Согласно популярной марксистской схеме, чтобы добиться победы, пролетариат должен овладеть ресурсами победы: создать предпосылки, обеспечить условия, построить материальную базу. Питание с этой точки зрения является слабым звеном в системе ресурсов: с помощью питания можно усвоить любой другой ресурс, превратить полезный ресурс во внутренний ресурс. Главное оружие большевиков — хорошее пищеварение: «У нас крепкие желудки, мы твердокаменные марксисты. Мы переварим этих непоследовательных людей» [Ленин 1960: XII, 103]. Вместе с тем очевидно, что твердокаменное трудно переварить: «непримиримые речи большевиков перевариваются с большим трудом», — пишет Сталин о грузинских меньшевиках [Сталин 1949: II, 189], а плохо переваренный марксизм, как известно, является причиной отрыжки капитализма. Иначе говоря, большевики пересиливают желудком: замечание профессора Преображенского о том, что чтение газеты «Правда» связано с расстройствами пищеварения, соответствует тому, что пишет газета «Правда». Оно соответствует, по-видимому, и клиническим фактам. Согласно гипотезе Никола Авраама, причиной язвы желудка является ошибка интроекции: если символический объект нельзя метафорически усвоить и переварить, приходится его неметафорически проглотить.
Так или иначе, ресурсами необходимо запастись. Прежде всего необходимо хорошо питаться. Нельзя оставлять еду на тарелке, и если видимая пища съедена, то нужно доедать то, что осталось — Невидимое. В повести Сорокина «Лошадиный суп» Бурмистров при первой встрече с Ольгой делает заказ официанту: «Мне, пожалуйста, ничего». Позже он сам превращается в официанта: «Он зашел справа от Оли и стал осторожно наполнять ее тарелку»; но тарелка наполняется невидимым: «Видимой еды на тарелке становилось все меньше и меньше. Зато росла невидимая часть».
Но самое интересное происходит после гибели Бурмистрова: Ольга находит блюдо, из которого ее кормили невидимым, но это блюдо пусто — в нем нет Невидимого. Выясняется, что питаться невидимым можно только из рук Другого. Согласно Лакану, фантазм заполняет пустоту субъекта в Другом. Пищей желания Ольги было не то — «невыносимая неизвестность» желания Другого. После смерти Другого ее желание лишилось пищи.

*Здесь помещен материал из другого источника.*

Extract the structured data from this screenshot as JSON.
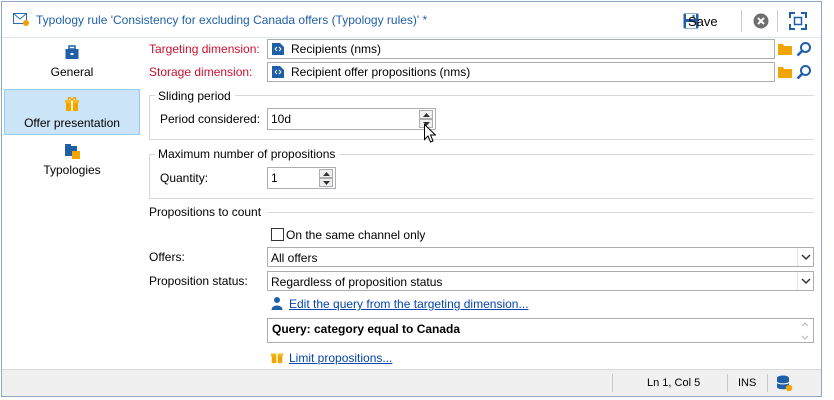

Событие пропажи питания происходит в постсоветскую эпоху: Ольга потеряла способность питаться после ухода Большого Другого. Проблема в том, что Большой Другой — это тоже фантазм, заполняющий внутреннюю «ничтожность» субъекта, то есть компенсирующий дефицит питания, и если с помощью Большого Другого мы утоляем свой голод, значит Большой Другой — это большое блюдо Питания. Мы всегда живем после ухода Большого Другого, но это не мешает нам хорошо питаться. Тезис Сорокина не в том, что питание невозможно, а в том, что Невозможное — это ценный продукт питания: невозможное возможно в качестве объекта потребления.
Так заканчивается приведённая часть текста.